La derecha en España siempre fundamentó su poder e influencia política y social en forzar las hechuras de la nación hacia lo extemporáneo. El dominio feudal de las élites económicas y estamentales y esa tendencia conservadora hacia el autoritarismo que, según Octavio Paz, desemboca en las dos formas predilectas de la esquizofrenia: el monólogo y el mausoleo, componen de forma determinante el propósito secular de los conservadores  de que los ciudadanos siempre tengan que vivir como presente momentos históricos destinados a pasar. El orden establecido es la derecha, su discurso unívoco la convierte en poseedora de la hegemonía ideológica mientras el intento de gestionar el malestar de la ciudadanía se señala como un acto contra el sistema y como un desorden en el contexto de la legalidad establecida.

Aquello que pretenda crearse un espacio político fuera del control de los que mandan es populista, sea el que sea su origen y aspiración. Con lo cual el término es simplemente un instrumento de guerra ideológica. Primero, se les señala como populistas y después se les excluye como actores de las mayorías parlamentarias y de las alianzas de gobierno. Ello supone que todo debe quedar en la marginalidad si no hay una aceptación acrítica de las relaciones de poder establecidas. No de otra manera puede entenderse que Mariano Rajoy con una gestión tan dolorosa para las mayorías sociales y con un partido emponzoñado por una corrupción estructural haya transferido su incapacidad para conseguir una mayoría parlamentaria que lo legitimara para formar gobierno, a un Partido Socialista dispuesto a desfigurarse en su posición y función en la sociedad hasta el extremo de entrar en una profunda crisis identitaria por la aceptación incondicional de las líneas rojas impuestas por la derecha.

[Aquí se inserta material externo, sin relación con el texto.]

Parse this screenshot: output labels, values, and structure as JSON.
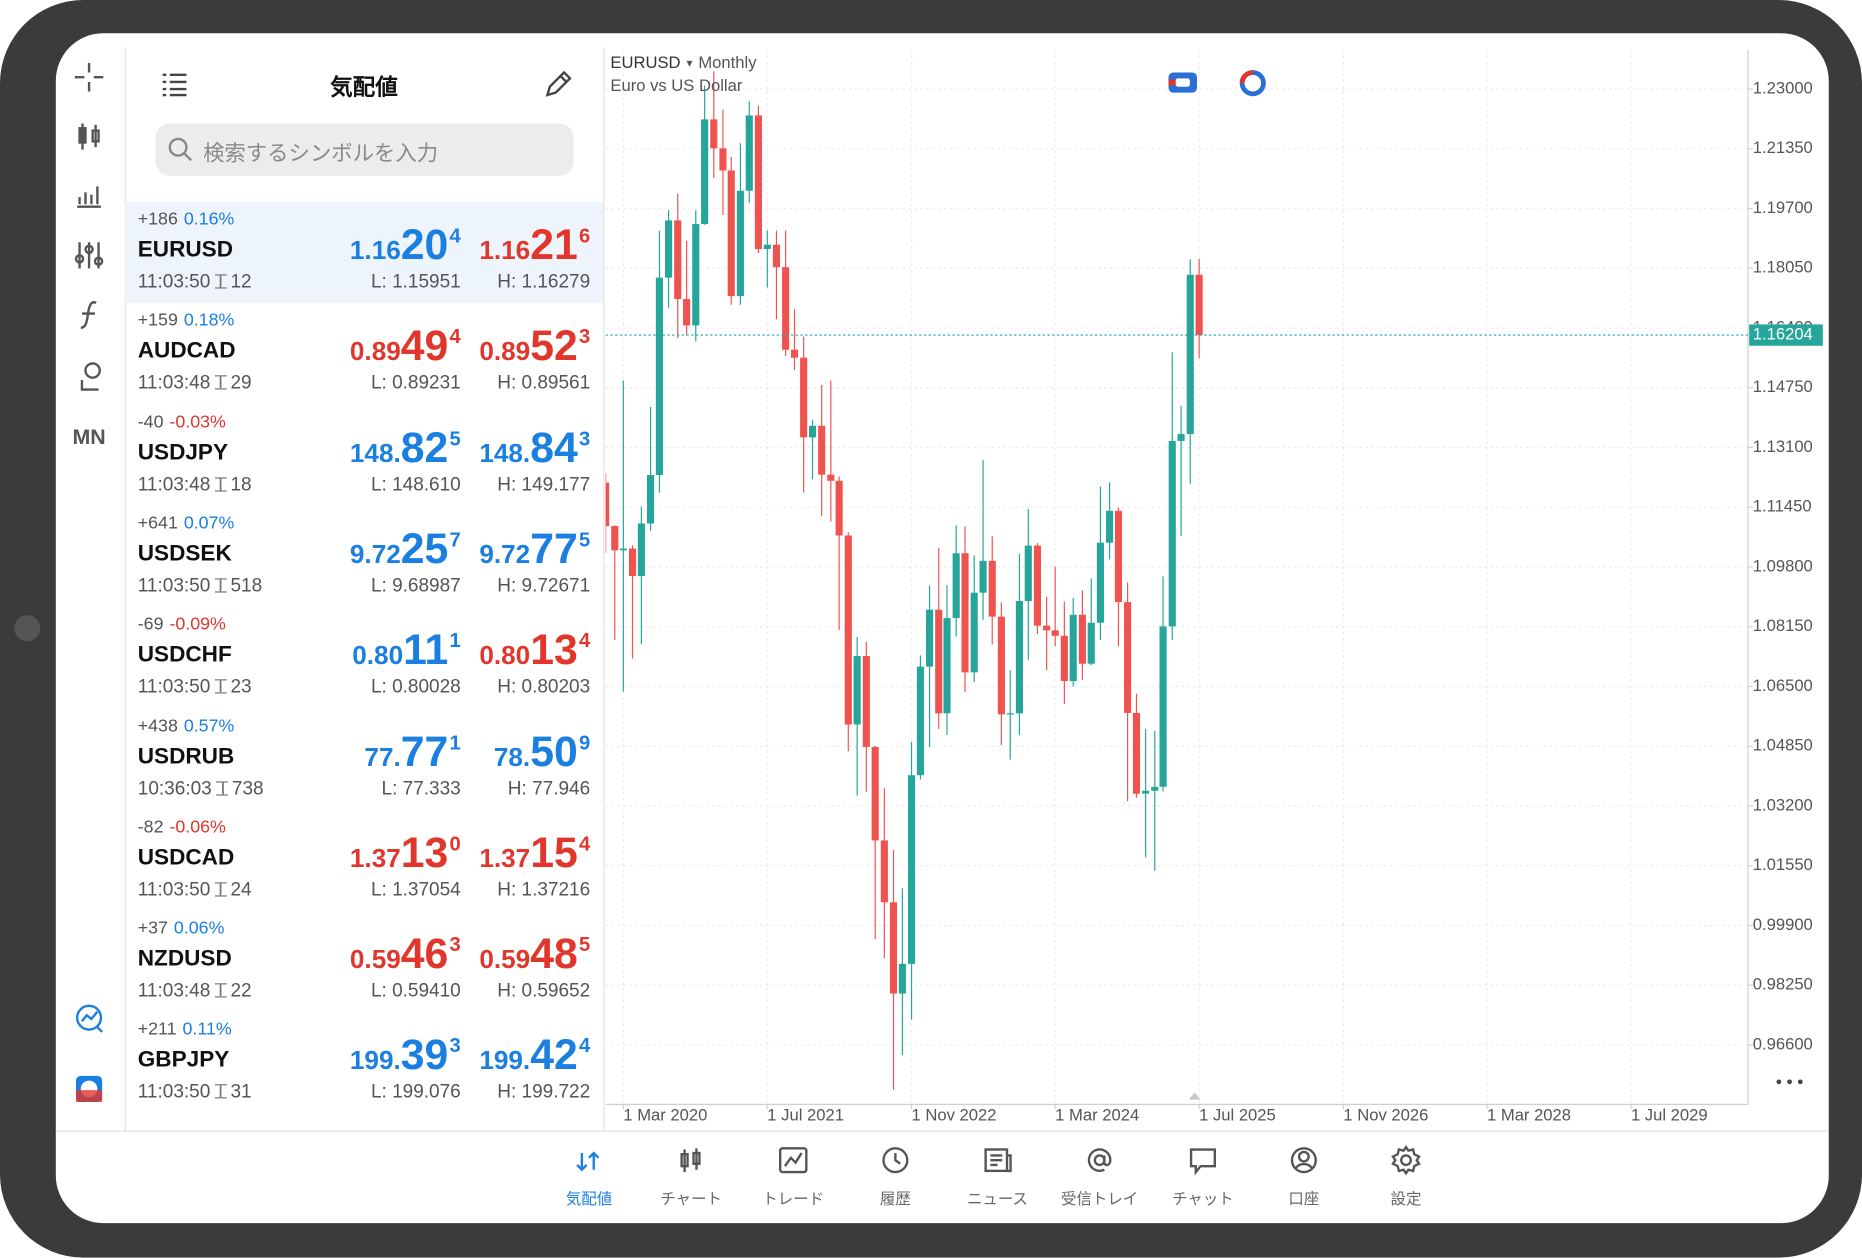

El paso al pluripartidismo era la respuesta a una exigencia de mejor representación de una sociedad compleja. Es sorprendente que el PSOE haya sido incapaz de establecer nexos con los portadores de nuevas demandas y haya acabado en manos del que, según la teórica esgrima política, es su adversario real. Una rendición, fruto de su extravagante deriva ideológica, que le coloca para largo tiempo en posición subsidiaria y que expresa una idea muy estrecha de la democracia, reduciendo el espacio de lo posible hasta límites autoritarios, en torno a este inexistente lugar  llamado centro. Y pone de manifiesto la impotencia y la sumisión de una política que, incapaz de devolver a la ciudadanía la palabra que se le ha ido quitando, condena de antemano cualquier intento de dar voz al malestar.

Es sobre ese magma que apela a la resignación a que todo lo que favorece a las mayorías sociales sea imposible e inconveniente y que en su nombre se les empobrezca y se les hurte su capacidad de influencia en las decisiones del poder en lo que se fundamenta hoy el mediocre debate político que plantea los problemas de la nación en los ámbitos polémicos ajenos a los intereses de las mayorías cívicas. La hegemonía ideológica de la derecha en nuestro país siempre ha representado un secuestro parcial de la democracia.